В те годы в казачьем хуторе, как и во многих деревнях других местностей, не все люди с готовностью шли в новую жизнь, не все стремились к ней. Были и враги, которые всеми силами цеплялись за старое, боролись против Советской власти…
А при чём тут мальчик Федотка?
Сейчас вы это узнаете.
Ю. Лукин
С грехом пополам выпроводив деда Щукаря, Давыдов решил пойти в школу и на месте определить, что ещё можно сделать, чтобы школьное помещение к воскресенью приняло праздничный вид. А кроме того, ему хотелось поговорить с заведующим и вместе с ним прикинуть, сколько и каких строительных материалов потребуется на ремонт школы и когда приступать к нему, чтобы без особой спешки и возможно добротнее отремонтировать здание к началу учебного года.
Только в последние дни Давыдов ощутимо почувствовал, что настаёт самая напряжённая рабочая пора за всё время его пребывания в Гремячем Логу: ещё не управились с покосом травы, а уже подходила уборка хлеба, на глазах начинала смуглеть озимая рожь; почти одновременно с ней вызревал ячмень; бурно зарастали сорняки и молчаливо требовали прополки невиданно огромные, по сравнению с единоличными полосами, колхозные деляны подсолнечника и кукурузы, и уже не за горами был покос пшеницы.
До начала уборки хлебов многое надо было сделать: перевезти в хутор возможно больше сена, подготовить тока для обмолота, закончить переноску в одно место амбаров, ранее принадлежавших кулакам, наладить единственную в колхозе паровую молотилку. Да и помимо этого изрядное число больших и малых забот легло на плечи Давыдова, и каждое дело настойчиво требовало к себе постоянного и неусыпного внимания.
По старым, скрипучим ступенькам Давыдов поднялся на просторное крыльцо школы. У дверей босая и плотная, как сбитень, девочка лет десяти посторонилась, пропуская его.
— Ты ученица, милая? — ласково спросил Давыдов.
— Да, — тихо ответила девочка и смело снизу вверх взглянула на Давыдова.
— Где тут живёт ваш заведующий?
— Его нет дома, они с женой за речкой, на огороде капусту поливают.
— Экая незадача… А в школе кто-нибудь есть?
— Наша учительница, Людмила Сергеевна.
— Что же она тут делает?
Девочка улыбнулась:
— Она с отстающими ребятами занимается. Она каждый день с ними занимается после обеда.
— Значит, подтягивает их?
Девочка молча кивнула головой.
— Порядок! — одобрительно сказал Давыдов и вошёл в полутёмные сени.
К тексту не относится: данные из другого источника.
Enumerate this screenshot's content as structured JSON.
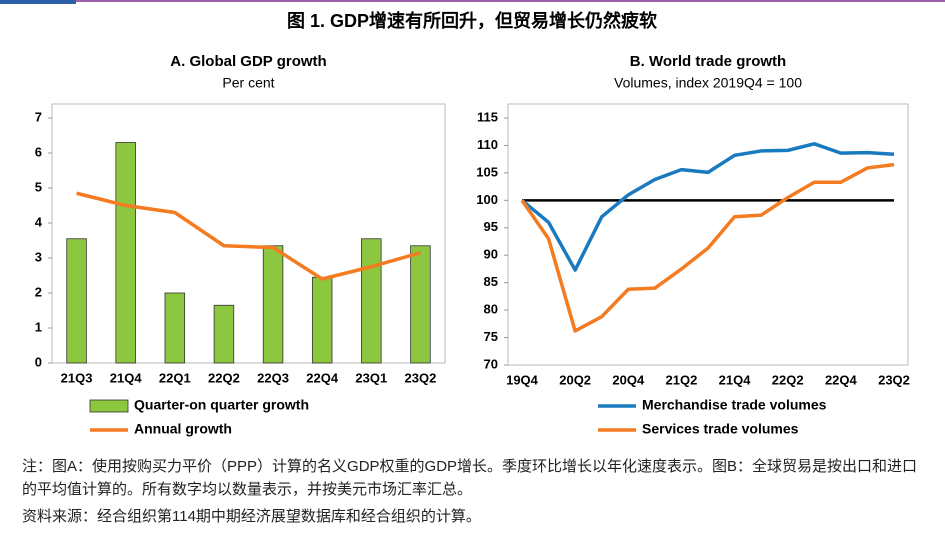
{
  "header": {
    "title": "图 1. GDP增速有所回升，但贸易增长仍然疲软"
  },
  "chart_data": [
    {
      "type": "bar",
      "title": "A. Global GDP growth",
      "subtitle": "Per cent",
      "categories": [
        "21Q3",
        "21Q4",
        "22Q1",
        "22Q2",
        "22Q3",
        "22Q4",
        "23Q1",
        "23Q2"
      ],
      "series": [
        {
          "name": "Quarter-on quarter growth",
          "type": "bar",
          "color": "#8dc63f",
          "values": [
            3.55,
            6.3,
            2.0,
            1.65,
            3.35,
            2.45,
            3.55,
            3.35
          ]
        },
        {
          "name": "Annual growth",
          "type": "line",
          "color": "#f47b20",
          "values": [
            4.85,
            4.5,
            4.3,
            3.35,
            3.3,
            2.4,
            2.75,
            3.15
          ]
        }
      ],
      "ylim": [
        0,
        7
      ],
      "yticks": [
        0,
        1,
        2,
        3,
        4,
        5,
        6,
        7
      ],
      "grid": false
    },
    {
      "type": "line",
      "title": "B. World trade growth",
      "subtitle": "Volumes, index 2019Q4 = 100",
      "categories": [
        "19Q4",
        null,
        "20Q2",
        null,
        "20Q4",
        null,
        "21Q2",
        null,
        "21Q4",
        null,
        "22Q2",
        null,
        "22Q4",
        null,
        "23Q2"
      ],
      "series": [
        {
          "name": "Merchandise trade volumes",
          "type": "line",
          "color": "#1a7abf",
          "values": [
            100,
            96,
            87.3,
            97,
            101,
            103.8,
            105.6,
            105.1,
            108.2,
            109,
            109.1,
            110.3,
            108.6,
            108.7,
            108.4
          ]
        },
        {
          "name": "Services trade volumes",
          "type": "line",
          "color": "#f47b20",
          "values": [
            100,
            93,
            76.2,
            78.8,
            83.8,
            84,
            87.5,
            91.3,
            97,
            97.3,
            100.5,
            103.3,
            103.3,
            105.9,
            106.5
          ]
        }
      ],
      "hline": 100,
      "ylim": [
        70,
        115
      ],
      "yticks": [
        70,
        75,
        80,
        85,
        90,
        95,
        100,
        105,
        110,
        115
      ],
      "grid": false
    }
  ],
  "notes": [
    "注：图A：使用按购买力平价（PPP）计算的名义GDP权重的GDP增长。季度环比增长以年化速度表示。图B：全球贸易是按出口和进口的平均值计算的。所有数字均以数量表示，并按美元市场汇率汇总。",
    "资料来源：经合组织第114期中期经济展望数据库和经合组织的计算。"
  ]
}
Откуда-то из глубины длинного коридора доносились детские голоса. Неторопливо обходя и по-хозяйски осматривая пустые классы, Давыдов через приоткрытую дверь в последней комнате увидел с десяток маленьких ребятишек, просторно разместившихся в переднем ряду сдвинутых парт, и около них — молоденькую учительницу. Невысокого роста, худенькая и узкоплечая, с коротко подстриженными белёсыми и кудрявыми волосами, она походила скорее на девочку-подростка, нежели на учительницу.
Давненько уже не переступал Давыдов порога школы, и теперь странное чувство испытывал он, стоя возле двери класса, сжимая в левой руке выгоревшую на солнце кепку. Что-то от давнего уважения к школе, некое сладостное волнение, навеянное мгновенным воспоминанием о далёких годах детства, пробудилось в его душе в эти минуты…
Он несмело открыл дверь и, покашливая вовсе не оттого, что першило в горле, негромко обратился к учительнице:
— Разрешите войти?
— Войдите, — прозвучал в ответ тонкий девичий голос.
Учительница повернулась лицом к Давыдову, удивлённо приподняла брови, но, узнав его, смущённо сказала:
— Входите, пожалуйста.
Давыдов неловко поклонился.
— Здравствуйте. Вы извините, что помешал, но я на одну минутку… Мне бы осмотреть вот этот последний класс, я — насчёт ремонта школы. Я могу обождать.
Дети встали, нестройно ответили на приветствие, и Давыдов, взглянув на девушку, тотчас подумал: «Я — как прежний попечитель школы из строгих толстосумов… Вот и учителька испугалась, краснеет. Надо же было мне заявиться в этот час!»